TOConline e o exercício de 2017
O TOConline sugere aos contabilistas certificados a construção dos seus planos de contas com a utilização de variáveis, para subdividir as contas de forma automática. Desta forma, as variáveis permitem ao software “saber” qual a natureza da conta até ao último dígito da conta. Este conhecimento das naturezas das contas vai permitir atribuir a taxonomia a cada conta de forma automática.

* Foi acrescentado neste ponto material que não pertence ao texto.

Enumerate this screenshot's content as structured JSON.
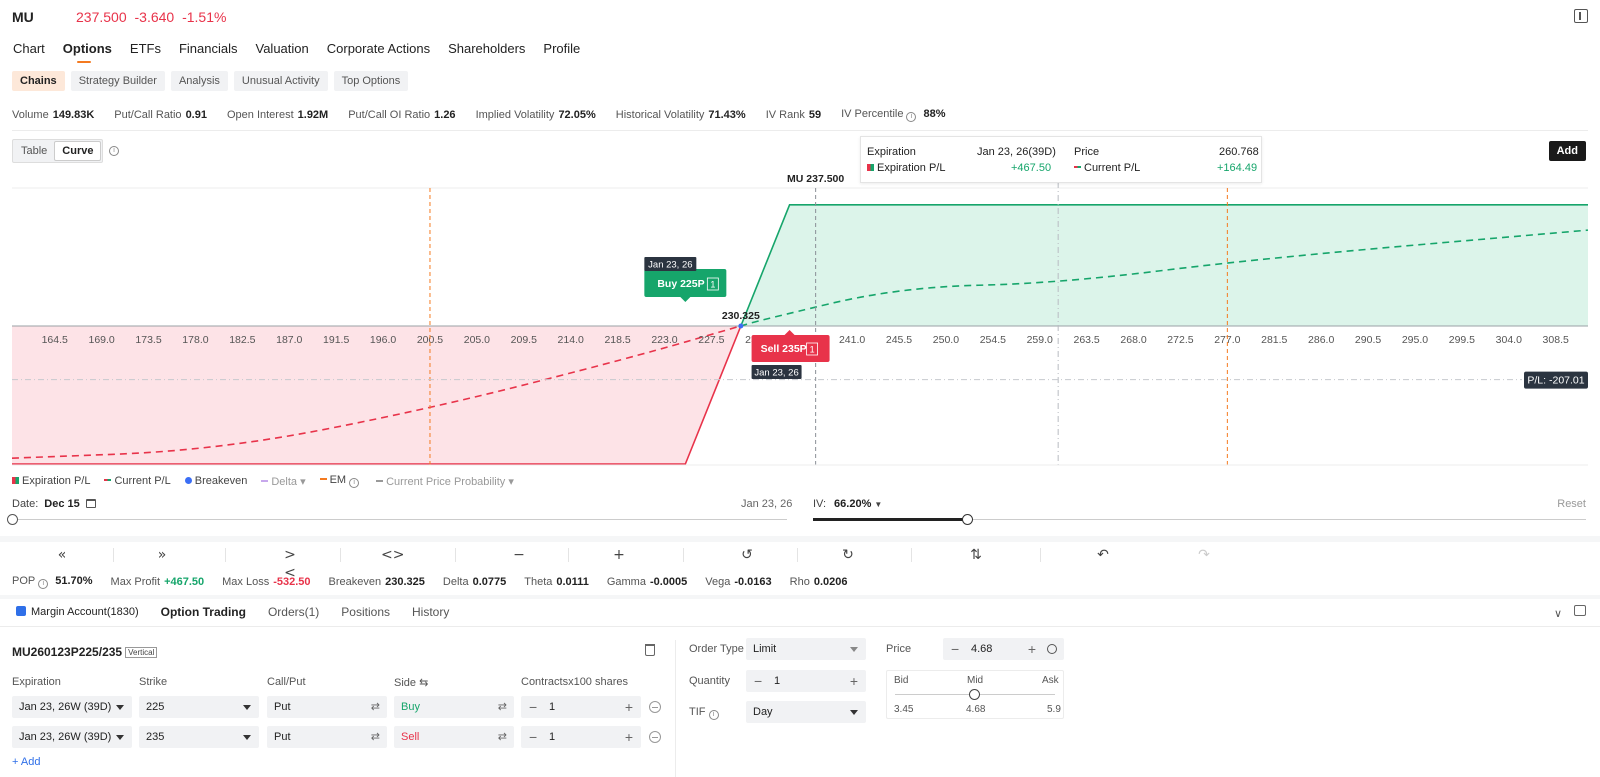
{
  "header": {
    "ticker": "MU",
    "quote": "237.500  -3.640  -1.51%"
  },
  "tabs": [
    "Chart",
    "Options",
    "ETFs",
    "Financials",
    "Valuation",
    "Corporate Actions",
    "Shareholders",
    "Profile"
  ],
  "active_tab": "Options",
  "subtabs": [
    "Chains",
    "Strategy Builder",
    "Analysis",
    "Unusual Activity",
    "Top Options"
  ],
  "active_subtab": "Chains",
  "stats": {
    "volume_label": "Volume",
    "volume": "149.83K",
    "pcr_label": "Put/Call Ratio",
    "pcr": "0.91",
    "oi_label": "Open Interest",
    "oi": "1.92M",
    "pcoi_label": "Put/Call OI Ratio",
    "pcoi": "1.26",
    "iv_label": "Implied Volatility",
    "iv": "72.05%",
    "hv_label": "Historical Volatility",
    "hv": "71.43%",
    "ivrank_label": "IV Rank",
    "ivrank": "59",
    "ivpct_label": "IV Percentile",
    "ivpct": "88%"
  },
  "view_toggle": {
    "table": "Table",
    "curve": "Curve"
  },
  "hover": {
    "expiration_label": "Expiration",
    "expiration_value": "Jan 23, 26(39D)",
    "exp_pl_label": "Expiration P/L",
    "exp_pl_value": "+467.50",
    "price_label": "Price",
    "price_value": "260.768",
    "cur_pl_label": "Current P/L",
    "cur_pl_value": "+164.49"
  },
  "add_button": "Add",
  "chart_data": {
    "type": "line",
    "x_ticks": [
      "164.5",
      "169.0",
      "173.5",
      "178.0",
      "182.5",
      "187.0",
      "191.5",
      "196.0",
      "200.5",
      "205.0",
      "209.5",
      "214.0",
      "218.5",
      "223.0",
      "227.5",
      "232.0",
      "236.5",
      "241.0",
      "245.5",
      "250.0",
      "254.5",
      "259.0",
      "263.5",
      "268.0",
      "272.5",
      "277.0",
      "281.5",
      "286.0",
      "290.5",
      "295.0",
      "299.5",
      "304.0",
      "308.5"
    ],
    "xlim": [
      160.4,
      311.6
    ],
    "ylim": [
      -600,
      600
    ],
    "series": [
      {
        "name": "Expiration P/L",
        "color": "#16a56b",
        "points": [
          [
            160.4,
            -532.5
          ],
          [
            225,
            -532.5
          ],
          [
            235,
            467.5
          ],
          [
            311.6,
            467.5
          ]
        ]
      },
      {
        "name": "Current P/L",
        "color": "#e8334a",
        "points": [
          [
            160.4,
            -510
          ],
          [
            180,
            -480
          ],
          [
            200.5,
            -320
          ],
          [
            220,
            -120
          ],
          [
            232.0,
            20
          ],
          [
            245.5,
            150
          ],
          [
            260.768,
            164.49
          ],
          [
            280,
            260
          ],
          [
            311.6,
            370
          ]
        ]
      }
    ],
    "breakeven": 230.325,
    "breakeven_label": "230.325",
    "spot": 237.5,
    "spot_label": "MU 237.500",
    "hover_x": 260.768,
    "em_lines": [
      200.5,
      277.0
    ],
    "pl_line": -207.01,
    "pl_label": "P/L: -207.01",
    "legs": [
      {
        "label": "Buy 225P",
        "qty": "1",
        "date": "Jan 23, 26",
        "color": "#16a56b"
      },
      {
        "label": "Sell 235P",
        "qty": "1",
        "date": "Jan 23, 26",
        "color": "#e8334a"
      }
    ]
  },
  "legend": [
    "Expiration P/L",
    "Current P/L",
    "Breakeven",
    "Delta",
    "EM",
    "Current Price Probability"
  ],
  "date_slider": {
    "label": "Date:",
    "value": "Dec 15",
    "end": "Jan 23, 26",
    "position": 0
  },
  "iv_slider": {
    "label": "IV:",
    "value": "66.20%",
    "reset": "Reset",
    "position": 0.2
  },
  "greeks": {
    "pop_label": "POP",
    "pop": "51.70%",
    "maxprofit_label": "Max Profit",
    "maxprofit": "+467.50",
    "maxloss_label": "Max Loss",
    "maxloss": "-532.50",
    "breakeven_label": "Breakeven",
    "breakeven": "230.325",
    "delta_label": "Delta",
    "delta": "0.0775",
    "theta_label": "Theta",
    "theta": "0.0111",
    "gamma_label": "Gamma",
    "gamma": "-0.0005",
    "vega_label": "Vega",
    "vega": "-0.0163",
    "rho_label": "Rho",
    "rho": "0.0206"
  },
  "account": {
    "name": "Margin Account(1830)",
    "tabs": [
      "Option Trading",
      "Orders(1)",
      "Positions",
      "History"
    ]
  },
  "order": {
    "symbol": "MU260123P225/235",
    "tag": "Vertical",
    "headers": {
      "expiration": "Expiration",
      "strike": "Strike",
      "callput": "Call/Put",
      "side": "Side ⇆",
      "contracts": "Contractsx100 shares"
    },
    "legs": [
      {
        "expiration": "Jan 23, 26W (39D)",
        "strike": "225",
        "callput": "Put",
        "side": "Buy",
        "qty": "1"
      },
      {
        "expiration": "Jan 23, 26W (39D)",
        "strike": "235",
        "callput": "Put",
        "side": "Sell",
        "qty": "1"
      }
    ],
    "add_leg": "+ Add",
    "order_type_label": "Order Type",
    "order_type": "Limit",
    "quantity_label": "Quantity",
    "quantity": "1",
    "tif_label": "TIF",
    "tif": "Day",
    "price_label": "Price",
    "price": "4.68",
    "bid_label": "Bid",
    "mid_label": "Mid",
    "ask_label": "Ask",
    "bid": "3.45",
    "mid": "4.68",
    "ask": "5.9"
  }
}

Para as situações em que as taxonomias vieram a obrigar à subdivisão de contas para além do SNC, veremos no TOConline que, ao abrir um novo exercício para o ano de 2017, o plano já estará construído com todas as subdivisões com recurso às variáveis necessárias, tendo em alguns casos sido necessário proceder à criação de novas variáveis.O objetivo do TOConline é facilitar este trabalho de parametrização ao contabilista certificado, de forma a que ao abrir o exercício de 2017, com base no plano de contas sugerido pelo TOConline, já tenha todas as contas necessárias e respetivo relacionamento com as taxonomias, evitando a necessidade de análises ou correções de contas posteriormente.
Conclusão
Apesar de ainda não termos total visibilidade sobre qual será o alcance de todas estas alterações e existirem ainda algumas dúvidas sobre como se irá processar o preenchimento automático dos anexos da IES, conclui-se que esta Portaria é um importante passo na desmaterialização dos reportes fiscais e que poderá simplificar bastante o preenchimento da IES.

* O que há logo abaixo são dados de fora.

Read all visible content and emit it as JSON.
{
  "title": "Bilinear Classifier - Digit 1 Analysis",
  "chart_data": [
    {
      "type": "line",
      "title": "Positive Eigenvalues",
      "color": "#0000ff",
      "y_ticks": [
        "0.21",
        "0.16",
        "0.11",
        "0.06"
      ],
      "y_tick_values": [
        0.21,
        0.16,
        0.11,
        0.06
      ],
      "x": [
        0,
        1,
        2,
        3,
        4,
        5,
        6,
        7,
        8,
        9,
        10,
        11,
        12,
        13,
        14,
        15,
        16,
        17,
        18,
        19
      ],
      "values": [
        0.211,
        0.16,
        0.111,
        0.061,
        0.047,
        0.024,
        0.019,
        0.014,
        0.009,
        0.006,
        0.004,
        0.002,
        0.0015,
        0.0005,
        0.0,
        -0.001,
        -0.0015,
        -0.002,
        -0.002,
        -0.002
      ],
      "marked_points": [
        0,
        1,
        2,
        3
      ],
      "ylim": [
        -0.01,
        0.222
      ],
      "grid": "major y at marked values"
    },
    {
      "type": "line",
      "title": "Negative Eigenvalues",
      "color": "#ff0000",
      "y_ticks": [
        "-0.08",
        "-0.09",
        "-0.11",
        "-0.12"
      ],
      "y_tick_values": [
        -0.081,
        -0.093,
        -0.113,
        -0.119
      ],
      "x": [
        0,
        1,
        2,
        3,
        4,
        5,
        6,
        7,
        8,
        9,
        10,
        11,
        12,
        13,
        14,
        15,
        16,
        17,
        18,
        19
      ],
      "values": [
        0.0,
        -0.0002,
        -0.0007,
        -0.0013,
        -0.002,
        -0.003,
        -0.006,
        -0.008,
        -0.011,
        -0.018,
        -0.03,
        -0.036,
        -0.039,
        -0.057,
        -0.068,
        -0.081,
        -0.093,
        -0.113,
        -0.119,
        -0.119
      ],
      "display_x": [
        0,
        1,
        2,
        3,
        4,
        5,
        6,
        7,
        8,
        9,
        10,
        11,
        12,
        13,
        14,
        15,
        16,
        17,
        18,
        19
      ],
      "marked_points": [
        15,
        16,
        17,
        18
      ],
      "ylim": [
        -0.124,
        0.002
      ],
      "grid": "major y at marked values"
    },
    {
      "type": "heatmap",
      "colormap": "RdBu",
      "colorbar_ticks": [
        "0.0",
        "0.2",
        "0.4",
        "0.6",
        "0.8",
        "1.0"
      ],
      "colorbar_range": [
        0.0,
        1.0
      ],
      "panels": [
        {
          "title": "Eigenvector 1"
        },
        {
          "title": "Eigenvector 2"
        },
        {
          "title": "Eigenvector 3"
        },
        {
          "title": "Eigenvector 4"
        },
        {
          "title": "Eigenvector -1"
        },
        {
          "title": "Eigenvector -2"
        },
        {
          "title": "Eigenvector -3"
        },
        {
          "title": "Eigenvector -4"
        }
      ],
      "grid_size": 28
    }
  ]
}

No entanto, é necessário que os contabilistas certificados acompanhem de perto este processo, bem como as explicações que venham a ser publicadas por parte da Autoridade Tributária relativamente ao preenchimento automático da IES e se mantenham atentos sobre como será efetuada a interpretação automática da informação por parte da Autoridade Tributária, apenas com base no envio do ficheiro SAF-T (PT).
No imediato, com a portaria publicada e a informação disponibilizada, podemo-nos preparar para estas alterações com um plano de contas devidamente adaptado a esta nova realidade a funcionar desde 1 janeiro de 2017.